Salah satu upaya yang dilakukan adalah mengerahkan 13 helikopter untuk enam provinsi yang intensitas kebakaran hutan masih terus terjadi.

"Ada 13 helikopter untuk water bombing. Tiga berada di Pekanbaru (Provinsi Riau, red), 2 di Jambi, 2 di Pontianak (Kalbar),1 di Banjarmasin (Kalsel), 3 di Palangkaraya (Kalteng). Harapannya adalah dengan operasi water bombing maka tingkat asap yang muncul di enam provinsi itu bisa diminimalisir," Deputi Penanganan Darurat BNPB Tri Budiarto di Gedung Graha BNPB, Jl Pramuka, Kav 38, Jakarta Timur, Jumat (4/9/2015).

SCROLL TO CONTINUE WITH CONTENT

Dia menjelaskan upaya pemadaman water bombing akan dilakukan sampai akhir Oktober. Begitupun dengan upaya hujan buatan dengan pesawat Cassa 212 yang lebih kecil untuk menyesuaikan kebutuhan lapangan.

Namun, untuk hujan buatan tergantung dari kondisi awan. Ada juga operasi udara di Riau dan Jambi menggunakan pesawat fixed wing dan air craft.

"Operasi ini kami jadwalkan sampai dengan akhir Oktober. Dan harapannya sebelum akhir Oktober kekeringan bisa berkurang dan api atau asap bisa terkendali," tuturnya.

Selain itu, untuk operasi pemadaman di darat juga terus ditingkatkan. Salah satunya dengan membuat kanal blocking agar bisa mendukung keberadaan sungai kecil. Pembuatan kanal blocking diperlukan mengingat area lahan yang terbakar merupakan wilayah gambut.

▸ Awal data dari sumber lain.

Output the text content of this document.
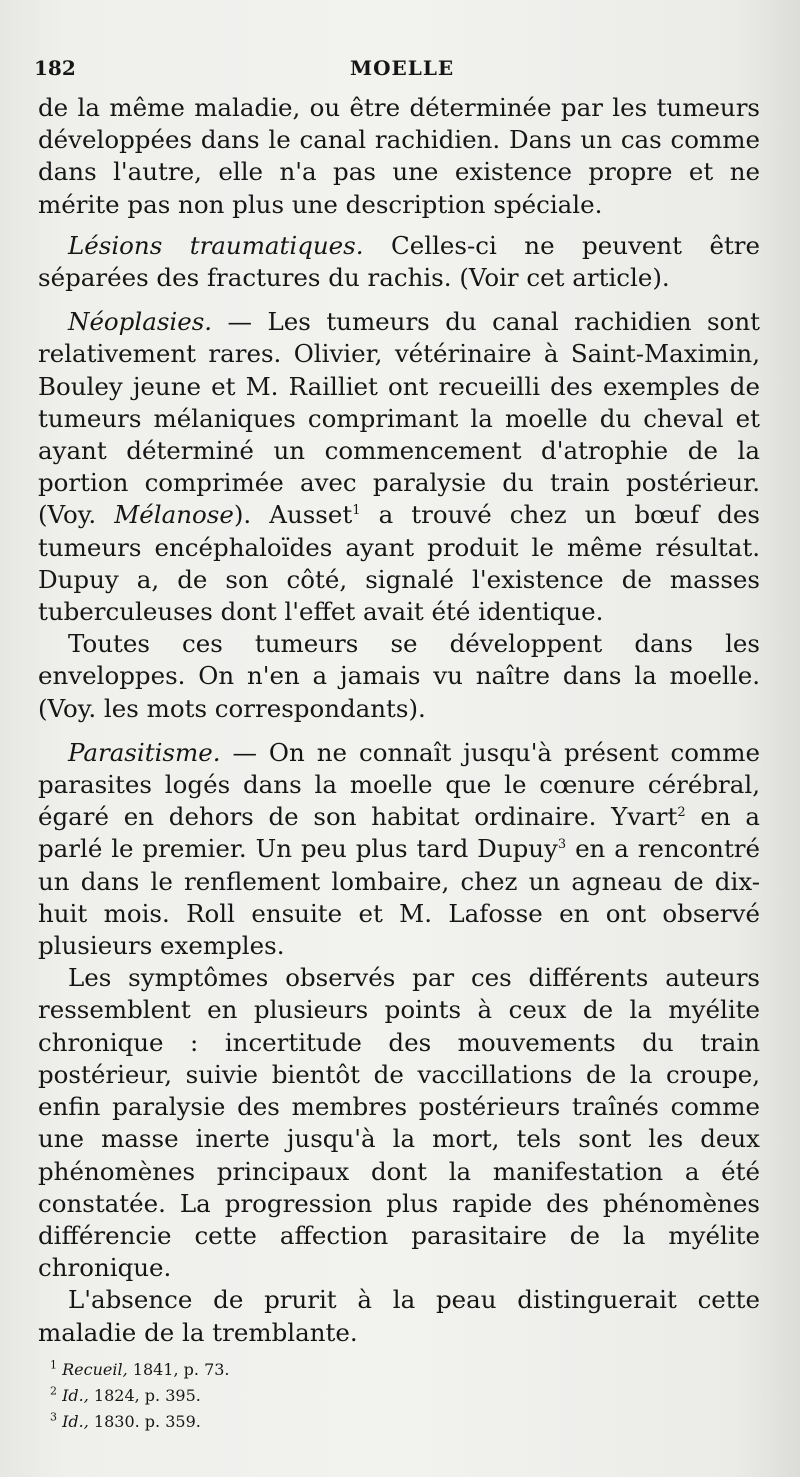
182	MOELLE

de la même maladie, ou être déterminée par les tumeurs développées dans le canal rachidien. Dans un cas comme dans l'autre, elle n'a pas une existence propre et ne mérite pas non plus une description spéciale.

Lésions traumatiques. Celles-ci ne peuvent être séparées des fractures du rachis. (Voir cet article).

Néoplasies. — Les tumeurs du canal rachidien sont relativement rares. Olivier, vétérinaire à Saint-Maximin, Bouley jeune et M. Railliet ont recueilli des exemples de tumeurs mélaniques comprimant la moelle du cheval et ayant déterminé un commencement d'atrophie de la portion comprimée avec paralysie du train postérieur. (Voy. Mélanose). Ausset$^1$ a trouvé chez un bœuf des tumeurs encéphaloïdes ayant produit le même résultat. Dupuy a, de son côté, signalé l'existence de masses tuberculeuses dont l'effet avait été identique.

Toutes ces tumeurs se développent dans les enveloppes. On n'en a jamais vu naître dans la moelle. (Voy. les mots correspondants).

Parasitisme. — On ne connaît jusqu'à présent comme parasites logés dans la moelle que le cœnure cérébral, égaré en dehors de son habitat ordinaire. Yvart$^2$ en a parlé le premier. Un peu plus tard Dupuy$^3$ en a rencontré un dans le renflement lombaire, chez un agneau de dix-huit mois. Roll ensuite et M. Lafosse en ont observé plusieurs exemples.

Les symptômes observés par ces différents auteurs ressemblent en plusieurs points à ceux de la myélite chronique : incertitude des mouvements du train postérieur, suivie bientôt de vaccillations de la croupe, enfin paralysie des membres postérieurs traînés comme une masse inerte jusqu'à la mort, tels sont les deux phénomènes principaux dont la manifestation a été constatée. La progression plus rapide des phénomènes différencie cette affection parasitaire de la myélite chronique.

L'absence de prurit à la peau distinguerait cette maladie de la tremblante.

$^1$ Recueil, 1841, p. 73.
$^2$ Id., 1824, p. 395.
$^3$ Id., 1830. p. 359.
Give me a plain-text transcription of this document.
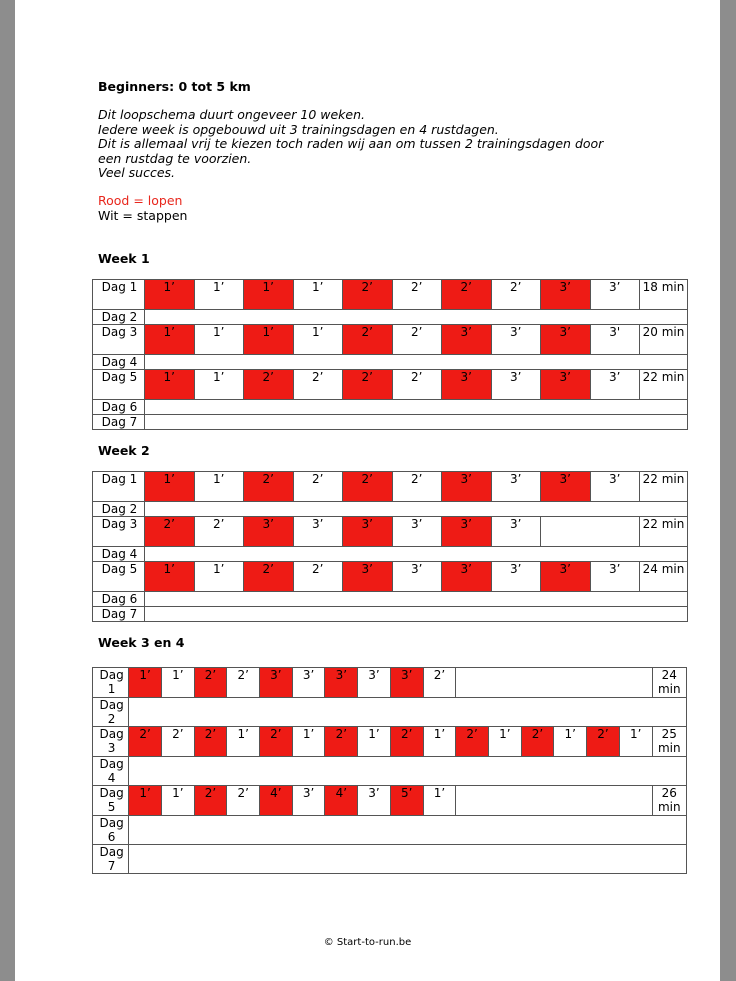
Beginners: 0 tot 5 km
Dit loopschema duurt ongeveer 10 weken.
Iedere week is opgebouwd uit 3 trainingsdagen en 4 rustdagen.
Dit is allemaal vrij te kiezen toch raden wij aan om tussen 2 trainingsdagen door een rustdag te voorzien.
Veel succes.
Rood = lopen
Wit = stappen
Week 1
Dag 1	1’	1’	1’	1’	2’	2’	2’	2’	3’	3’	18 min
Dag 2											
Dag 3	1’	1’	1’	1’	2’	2’	3’	3’	3’	3'	20 min
Dag 4											
Dag 5	1’	1’	2’	2’	2’	2’	3’	3’	3’	3’	22 min
Dag 6											
Dag 7											
Week 2
Dag 1	1’	1’	2’	2’	2’	2’	3’	3’	3’	3’	22 min
Dag 2											
Dag 3	2’	2’	3’	3’	3’	3’	3’	3’			22 min
Dag 4											
Dag 5	1’	1’	2’	2’	3’	3’	3’	3’	3’	3’	24 min
Dag 6											
Dag 7											
Week 3 en 4
Dag 1	1’	1’	2’	2’	3’	3’	3’	3’	3’	2’							24 min
Dag 2																	
Dag 3	2’	2’	2’	1’	2’	1’	2’	1’	2’	1’	2’	1’	2’	1’	2’	1’	25 min
Dag 4																	
Dag 5	1’	1’	2’	2’	4’	3’	4’	3’	5’	1’							26 min
Dag 6																	
Dag 7																	
© Start-to-run.be
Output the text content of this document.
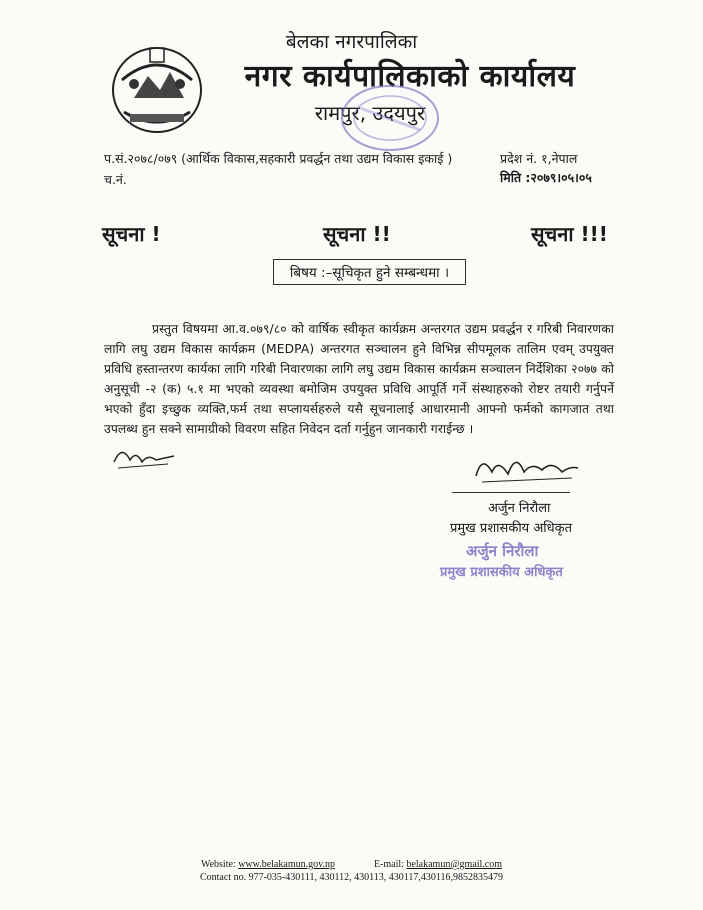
बेलका नगरपालिका
नगर कार्यपालिकाको कार्यालय
रामपुर, उदयपुर
प.सं.२०७८/०७९ (आर्थिक विकास,सहकारी प्रवर्द्धन तथा उद्यम विकास इकाई )
च.नं.
प्रदेश नं. १,नेपाल
मिति :२०७९।०५।०५
सूचना !	सूचना !!	सूचना !!!
बिषय :–सूचिकृत हुने सम्बन्धमा ।
प्रस्तुत विषयमा आ.व.०७९/८० को वार्षिक स्वीकृत कार्यक्रम अन्तरगत उद्यम प्रवर्द्धन र गरिबी निवारणका लागि लघु उद्यम विकास कार्यक्रम (MEDPA) अन्तरगत सञ्चालन हुने विभिन्न सीपमूलक तालिम एवम् उपयुक्त प्रविधि हस्तान्तरण कार्यका लागि गरिबी निवारणका लागि लघु उद्यम विकास कार्यक्रम सञ्चालन निर्देशिका २०७७ को अनुसूची -२ (क) ५.१ मा भएको व्यवस्था बमोजिम उपयुक्त प्रविधि आपूर्ति गर्ने संस्थाहरुको रोष्टर तयारी गर्नुपर्ने भएको हुँदा इच्छुक व्यक्ति,फर्म तथा सप्लायर्सहरुले यसै सूचनालाई आधारमानी आफ्नो फर्मको कागजात तथा उपलब्ध हुन सक्ने सामाग्रीको विवरण सहित निवेदन दर्ता गर्नुहुन जानकारी गराईन्छ ।
अर्जुन निरौला
प्रमुख प्रशासकीय अधिकृत
अर्जुन निरौला
प्रमुख प्रशासकीय अधिकृत
Website: www.belakamun.gov.np	E-mail: belakamun@gmail.com
Contact no. 977-035-430111, 430112, 430113, 430117,430116,9852835479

Kemudian, operasi darat ini juga perlu partisipasi bantuan dari masyarakat. Pasalnya, operasi darat merupakan jalur tersulit untuk pemadaman.

"Operasi darat tak terbatas, tidak hanya aktivitas masyarakat maka dengan kanal blocking, diharapkan bisa menutup sungai kecil, air tak kebuang, sehinga lahan gambut bisa lebih basah. Pemadaman hutan itu sangat perlu orang banyak. Makanya peran masyarakat diperlukan," sebutnya.

Tri yakin kebakaran hutan di sejumlah provinsi tersebut bisa diatasi. Menurutnya, status bencana nasional belum diperlukan karena pemerintah daerah dinilai masih bisa mengatasi.

Untuk biaya pemadaman ini sudah disiapkan sekitar Rp 385 miliar.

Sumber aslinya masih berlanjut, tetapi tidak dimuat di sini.